Alors que le FIC 2018 vient de fermer ses portes, le Clusif présente son panorama annuel de la cybercriminalité. Attaques destructives, attaques via des tierces parties, gestion de crise et ses limites, vecteurs d’attaques innovants, enjeux géopolitiques, notamment l’influence sur les élections, rançons, le Bitcoin, Darknet, tel est le menu du bilan annuel.

Attaques destructives
Hervé SCHAUER, HSC by Deloitte
Hervé Schauer a exposé l’impact de Wanacry et de NotPetya, deux logiciels malfaisants qui ont fait la une en 2017. « Les deux successeurs de Petya, apparu en 2016 comportaient une nouveauté : un chiffrement de bas niveau, c’est-à-dire l’amorçage du disque par exemple, et non plus simplement les documents », a précisé Hervé Schauer. « En 2017 apparait un nouveau rançongiciel, PetWrap, une profonde amélioration faite à partir de Petya qui est commercialisée en mode « ransomware as a service » où le distributeur partage les bénéfices avec les auteurs ». La diffusion par le groupe de hackers Shadow Brokers d’outils et de failles dérobées à l’Equation Group, le centre cyber-espionnage de haut-niveau de la NSA, va avoir « une forte incidence sur l’avènement d’une nouvelle génération de rançongiciels comme Wanacry et NotPetya », poursuit Hervé Schauer. NotPetya n’est pas un rançongiciel, mais un wiper qui efface les données. Plus ciblé que Wanacry, il fera finalement toutefois moins de dégâts.
Dans l’ensemble, Wanacry et NotPetya ont eu des conséquences majeures mais heureusement dans un nombre de sociétés limitées. Elles ont « permis de sensibiliser et ont constitué un entrainement pour les cellules de crise », conclut Hervé Schauer.

Attaques via des tierces parties
Gérôme BILLOIS, Wavestone
Au cours de l’année écoulée, certaines attaques ont été plus sournoises et difficiles à contrer que les rançongiciels.
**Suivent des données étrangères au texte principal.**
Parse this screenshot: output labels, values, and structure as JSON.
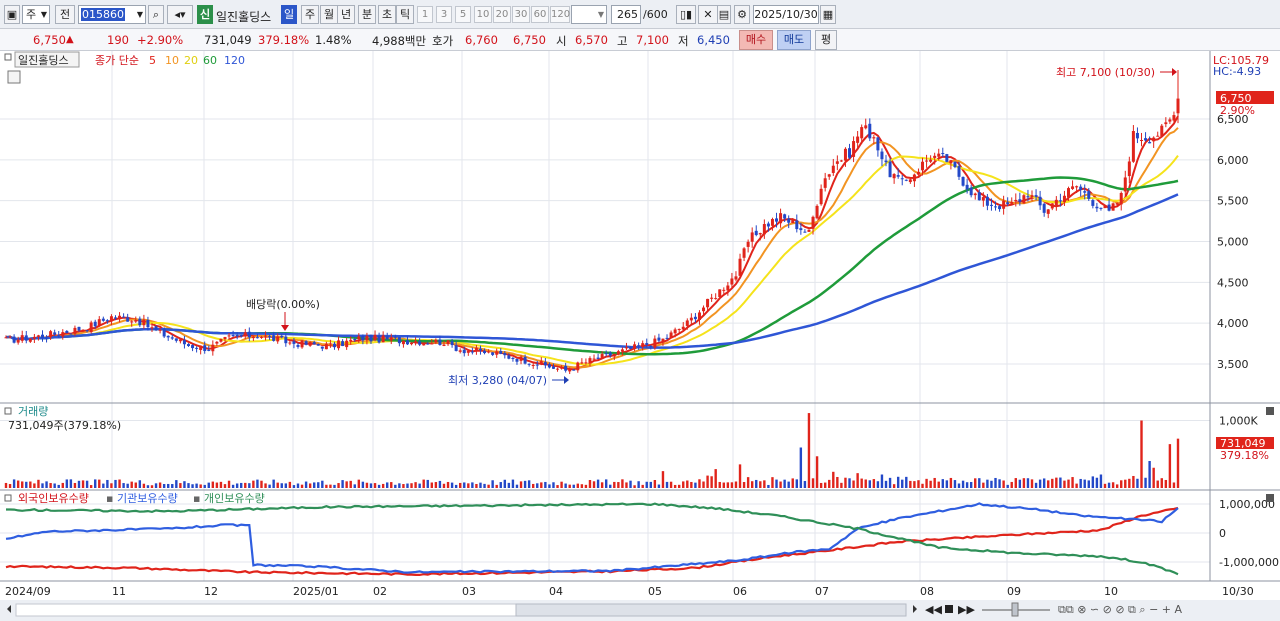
{
  "toolbar": {
    "market": "주",
    "prev": "전",
    "code": "015860",
    "name": "일진홀딩스",
    "credit_badge": "신",
    "periods": [
      "일",
      "주",
      "월",
      "년",
      "분",
      "초",
      "틱"
    ],
    "minute_options": [
      "1",
      "3",
      "5",
      "10",
      "20",
      "30",
      "60",
      "120"
    ],
    "count": "265",
    "count_max": "/600",
    "date": "2025/10/30"
  },
  "quote": {
    "price": "6,750",
    "arrow": "▲",
    "change": "190",
    "change_pct": "+2.90%",
    "volume": "731,049",
    "volume_ratio": "379.18%",
    "turnover": "1.48%",
    "amount": "4,988백만",
    "bid_label": "호가",
    "bid1": "6,760",
    "bid2": "6,750",
    "open_label": "시",
    "open": "6,570",
    "high_label": "고",
    "high": "7,100",
    "low_label": "저",
    "low": "6,450",
    "buy_button": "매수",
    "sell_button": "매도",
    "eval_button": "평"
  },
  "price_panel": {
    "title": "일진홀딩스",
    "ma_label": "종가 단순",
    "ma_periods": [
      "5",
      "10",
      "20",
      "60",
      "120"
    ],
    "lc": "LC:105.79",
    "hc": "HC:-4.93",
    "last_price_tag": "6,750",
    "last_pct_tag": "2.90%",
    "high_annotation": "최고 7,100 (10/30)",
    "low_annotation": "최저 3,280 (04/07)",
    "dividend_annotation": "배당락(0.00%)"
  },
  "volume_panel": {
    "title": "거래량",
    "value_text": "731,049주(379.18%)",
    "last_tag": "731,049",
    "last_pct": "379.18%"
  },
  "holdings_panel": {
    "labels": [
      "외국인보유수량",
      "기관보유수량",
      "개인보유수량"
    ]
  },
  "colors": {
    "up": "#e0241b",
    "down": "#2348c8",
    "ma5": "#e0241b",
    "ma10": "#f29422",
    "ma20": "#f5e31b",
    "ma60": "#1f9b3a",
    "ma120": "#2f56d6",
    "foreign": "#e0241b",
    "institution": "#2f5ee0",
    "individual": "#2f8f58"
  },
  "chart_data": [
    {
      "type": "candlestick",
      "title": "일진홀딩스",
      "x_ticks": [
        "2024/09",
        "11",
        "12",
        "2025/01",
        "02",
        "03",
        "04",
        "05",
        "06",
        "07",
        "08",
        "09",
        "10",
        "10/30"
      ],
      "ylim": [
        3000,
        7200
      ],
      "y_ticks": [
        3500,
        4000,
        4500,
        5000,
        5500,
        6000,
        6500
      ],
      "y_tick_labels": [
        "3,500",
        "4,000",
        "4,500",
        "5,000",
        "5,500",
        "6,000",
        "6,500"
      ],
      "close_anchors": [
        [
          0,
          3790
        ],
        [
          10,
          3850
        ],
        [
          20,
          3950
        ],
        [
          26,
          4080
        ],
        [
          32,
          4050
        ],
        [
          38,
          3880
        ],
        [
          45,
          3730
        ],
        [
          50,
          3690
        ],
        [
          55,
          3820
        ],
        [
          62,
          3860
        ],
        [
          70,
          3760
        ],
        [
          80,
          3720
        ],
        [
          88,
          3820
        ],
        [
          98,
          3790
        ],
        [
          108,
          3770
        ],
        [
          112,
          3680
        ],
        [
          120,
          3630
        ],
        [
          127,
          3560
        ],
        [
          133,
          3480
        ],
        [
          138,
          3420
        ],
        [
          142,
          3510
        ],
        [
          148,
          3600
        ],
        [
          155,
          3700
        ],
        [
          162,
          3800
        ],
        [
          168,
          4000
        ],
        [
          175,
          4350
        ],
        [
          180,
          4600
        ],
        [
          183,
          5000
        ],
        [
          187,
          5200
        ],
        [
          191,
          5300
        ],
        [
          195,
          5200
        ],
        [
          198,
          5100
        ],
        [
          201,
          5700
        ],
        [
          204,
          5950
        ],
        [
          208,
          6100
        ],
        [
          211,
          6400
        ],
        [
          214,
          6300
        ],
        [
          217,
          5900
        ],
        [
          221,
          5700
        ],
        [
          224,
          5850
        ],
        [
          228,
          6050
        ],
        [
          232,
          6000
        ],
        [
          236,
          5750
        ],
        [
          240,
          5500
        ],
        [
          244,
          5450
        ],
        [
          248,
          5450
        ],
        [
          252,
          5600
        ],
        [
          256,
          5380
        ],
        [
          260,
          5550
        ],
        [
          264,
          5680
        ],
        [
          268,
          5500
        ],
        [
          272,
          5350
        ],
        [
          275,
          5550
        ],
        [
          278,
          6300
        ],
        [
          282,
          6280
        ],
        [
          285,
          6350
        ],
        [
          288,
          6550
        ]
      ],
      "last_candle": {
        "open": 6570,
        "high": 7100,
        "low": 6450,
        "close": 6750
      },
      "moving_averages": [
        "5",
        "10",
        "20",
        "60",
        "120"
      ],
      "annotations": [
        "최고 7,100 (10/30)",
        "최저 3,280 (04/07)",
        "배당락(0.00%)"
      ]
    },
    {
      "type": "bar",
      "title": "거래량",
      "ylim": [
        0,
        1200000
      ],
      "y_ticks": [
        1000000
      ],
      "y_tick_labels": [
        "1,000K"
      ],
      "last_value": 731049,
      "spikes": [
        [
          162,
          250000
        ],
        [
          175,
          280000
        ],
        [
          181,
          350000
        ],
        [
          196,
          600000
        ],
        [
          198,
          1110000
        ],
        [
          200,
          470000
        ],
        [
          204,
          240000
        ],
        [
          210,
          220000
        ],
        [
          216,
          200000
        ],
        [
          270,
          200000
        ],
        [
          280,
          1000000
        ],
        [
          282,
          400000
        ],
        [
          283,
          300000
        ],
        [
          287,
          650000
        ],
        [
          289,
          731049
        ]
      ]
    },
    {
      "type": "line",
      "title": "외국인보유수량 / 기관보유수량 / 개인보유수량",
      "ylim": [
        -1500000,
        1200000
      ],
      "y_ticks": [
        1000000,
        0,
        -1000000
      ],
      "y_tick_labels": [
        "1,000,000",
        "0",
        "-1,000,000"
      ],
      "series": [
        {
          "name": "외국인보유수량",
          "anchors": [
            [
              0,
              -1150000
            ],
            [
              30,
              -1200000
            ],
            [
              60,
              -1350000
            ],
            [
              100,
              -1420000
            ],
            [
              150,
              -1320000
            ],
            [
              170,
              -1200000
            ],
            [
              190,
              -800000
            ],
            [
              200,
              -650000
            ],
            [
              220,
              -300000
            ],
            [
              250,
              -50000
            ],
            [
              270,
              100000
            ],
            [
              280,
              600000
            ],
            [
              289,
              850000
            ]
          ]
        },
        {
          "name": "기관보유수량",
          "anchors": [
            [
              0,
              -200000
            ],
            [
              10,
              50000
            ],
            [
              40,
              150000
            ],
            [
              55,
              280000
            ],
            [
              60,
              250000
            ],
            [
              61,
              -1100000
            ],
            [
              75,
              -1150000
            ],
            [
              100,
              -1350000
            ],
            [
              150,
              -1300000
            ],
            [
              180,
              -950000
            ],
            [
              195,
              -650000
            ],
            [
              203,
              -550000
            ],
            [
              210,
              150000
            ],
            [
              220,
              500000
            ],
            [
              240,
              1000000
            ],
            [
              255,
              800000
            ],
            [
              265,
              600000
            ],
            [
              280,
              450000
            ],
            [
              285,
              400000
            ],
            [
              289,
              850000
            ]
          ]
        },
        {
          "name": "개인보유수량",
          "anchors": [
            [
              0,
              800000
            ],
            [
              40,
              750000
            ],
            [
              80,
              900000
            ],
            [
              120,
              950000
            ],
            [
              160,
              1000000
            ],
            [
              175,
              850000
            ],
            [
              190,
              600000
            ],
            [
              210,
              150000
            ],
            [
              230,
              -500000
            ],
            [
              250,
              -700000
            ],
            [
              270,
              -800000
            ],
            [
              280,
              -1000000
            ],
            [
              289,
              -1400000
            ]
          ]
        }
      ]
    }
  ]
}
C’est notamment le cas des attaques via tierces parties. « Sans intention de nuire, des fournisseurs majeurs ont été à l’origine de failles de sécurité très importantes. Nous pouvons citer Apple avec les multiples bugs permettant d’accéder à des informations confidentielles, Microsoft avec le gestionnaire de mots de passe dont on pouvait voler… les mots de passe ou encore les fabricants de processeurs, comme Intel, avec les failles Meltdown et Spectre qui donnent accès à des informations confidentielles dans la mémoire des ordinateurs », a expliqué Gérôme Billois.
Ces « supply chain attacks » ont toujours existé mais leur multiplication et leur gravité ont rendu plus complexe le travail des équipes de sécurité. Gérôme Billois a par exemple cité le cas de la faille dans WPA ou celle de l’Intel management engine. En outre les réponses apportées par les fournisseurs ont parfois été discutables. Apple a par exemple réintroduit une faille précédente dans un deuxième correctif.
2016 a été marquée par des piégeages massifs via des éditeurs, comme celui de Ccleaner avec 2,27 millions d’ordinateurs touchés. L’attaque visait en fait 18 grands groupes dont 8 ont été infiltrés, et non pas les particuliers.
Le piégeage des infogérants a également montré l’inventivité des pirates qui ont ainsi exfiltré des données des clients. Gérôme Billois a cité quelques exemples, dont CloudHoper, avec une attaque débutée en 2014 et découverte seulement en 2017. « Cette tendance lourde va sans doute se développer en 2018 et l’observation des comportements des ressources autorisées sera un challenge pour 2018 et le futur », a-t-il conclu.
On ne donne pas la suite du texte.